Blog Archives

Distributional evidence in CA is not evidence

2/14/2019

In recent years some Conversation Analysts have moved from a purely qualitative approach to a mixed-method approach, in which Conversation Analytic findings are combined with quantitative methods, such as experiments. In a special issue of Research on Language and Social Interaction from 2017 a large group of scholars showed how CA can be used in the lab to study phenomena like gaze, blinking and turn-taking. De Ruiter and Albert go on to argue that the viability of CA as a method in essence relies on scholars connecting to other fields, combinging the strengths of different methodologies.
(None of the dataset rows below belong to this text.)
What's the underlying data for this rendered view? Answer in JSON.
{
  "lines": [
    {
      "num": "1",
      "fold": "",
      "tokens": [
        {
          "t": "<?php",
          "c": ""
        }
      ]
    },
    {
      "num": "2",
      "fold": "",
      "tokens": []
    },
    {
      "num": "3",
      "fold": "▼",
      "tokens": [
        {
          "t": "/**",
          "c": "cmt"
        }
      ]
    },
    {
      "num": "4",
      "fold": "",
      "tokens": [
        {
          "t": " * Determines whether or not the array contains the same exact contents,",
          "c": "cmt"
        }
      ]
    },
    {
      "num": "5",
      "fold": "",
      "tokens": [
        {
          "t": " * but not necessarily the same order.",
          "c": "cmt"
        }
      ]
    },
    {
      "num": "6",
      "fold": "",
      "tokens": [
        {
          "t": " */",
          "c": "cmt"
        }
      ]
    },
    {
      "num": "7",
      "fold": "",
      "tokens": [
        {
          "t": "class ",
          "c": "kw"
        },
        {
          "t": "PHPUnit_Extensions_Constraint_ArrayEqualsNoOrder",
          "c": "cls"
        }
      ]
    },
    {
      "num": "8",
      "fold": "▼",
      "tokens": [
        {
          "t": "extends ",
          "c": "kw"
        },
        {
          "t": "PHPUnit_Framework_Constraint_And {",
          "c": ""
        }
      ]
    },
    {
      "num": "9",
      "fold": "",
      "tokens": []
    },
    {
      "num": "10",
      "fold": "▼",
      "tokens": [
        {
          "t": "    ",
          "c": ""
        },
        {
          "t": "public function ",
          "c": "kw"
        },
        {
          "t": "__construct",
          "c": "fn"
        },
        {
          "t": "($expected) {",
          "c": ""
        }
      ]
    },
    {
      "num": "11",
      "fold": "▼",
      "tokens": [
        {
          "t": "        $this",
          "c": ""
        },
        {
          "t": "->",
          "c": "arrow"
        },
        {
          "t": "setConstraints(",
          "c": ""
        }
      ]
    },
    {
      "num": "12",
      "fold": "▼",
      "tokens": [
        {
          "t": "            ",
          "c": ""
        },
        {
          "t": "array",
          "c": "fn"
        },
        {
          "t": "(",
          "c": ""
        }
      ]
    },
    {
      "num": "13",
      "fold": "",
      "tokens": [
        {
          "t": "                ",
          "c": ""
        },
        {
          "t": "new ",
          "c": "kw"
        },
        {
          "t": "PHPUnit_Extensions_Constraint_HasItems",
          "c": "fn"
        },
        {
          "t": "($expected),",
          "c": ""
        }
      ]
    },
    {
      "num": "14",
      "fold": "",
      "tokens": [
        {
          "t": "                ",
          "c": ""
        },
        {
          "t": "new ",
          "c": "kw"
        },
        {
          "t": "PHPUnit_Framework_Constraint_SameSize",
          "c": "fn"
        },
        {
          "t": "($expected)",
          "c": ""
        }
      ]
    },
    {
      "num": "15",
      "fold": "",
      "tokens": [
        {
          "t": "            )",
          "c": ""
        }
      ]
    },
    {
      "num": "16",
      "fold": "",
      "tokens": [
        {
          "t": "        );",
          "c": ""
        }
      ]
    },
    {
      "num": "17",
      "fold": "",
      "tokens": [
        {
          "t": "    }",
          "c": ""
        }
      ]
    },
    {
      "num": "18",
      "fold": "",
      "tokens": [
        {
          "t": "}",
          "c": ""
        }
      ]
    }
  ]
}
Similarly in 2015 Tanya Stivers made an appeal that coding of data is not heretical for CA, which is a fundamental step to subsequently doing many experimental studies. While I applaud integration of methods—a point I argue for interactional linguistics in my dissertation—there is one crucial methodological point that bears pointing out.

Distributional evidence

The first question we ask is whether coding is possible at all. As Stivers herself points out, coding massively reduces the complexity of a phenomenon under investigation, while CA's primary strength is in explicating a phenomenon in all its complexity. But, she goes on to argue, conversation analysts already code, albeit not in the way we may typically understand coding. We study specific practices in specific sequential environments: "characterizations of practices are necessarilly specific with respect to composition and poition. And subtypes of practices are further specified." These features could serve as a basis for formal coding.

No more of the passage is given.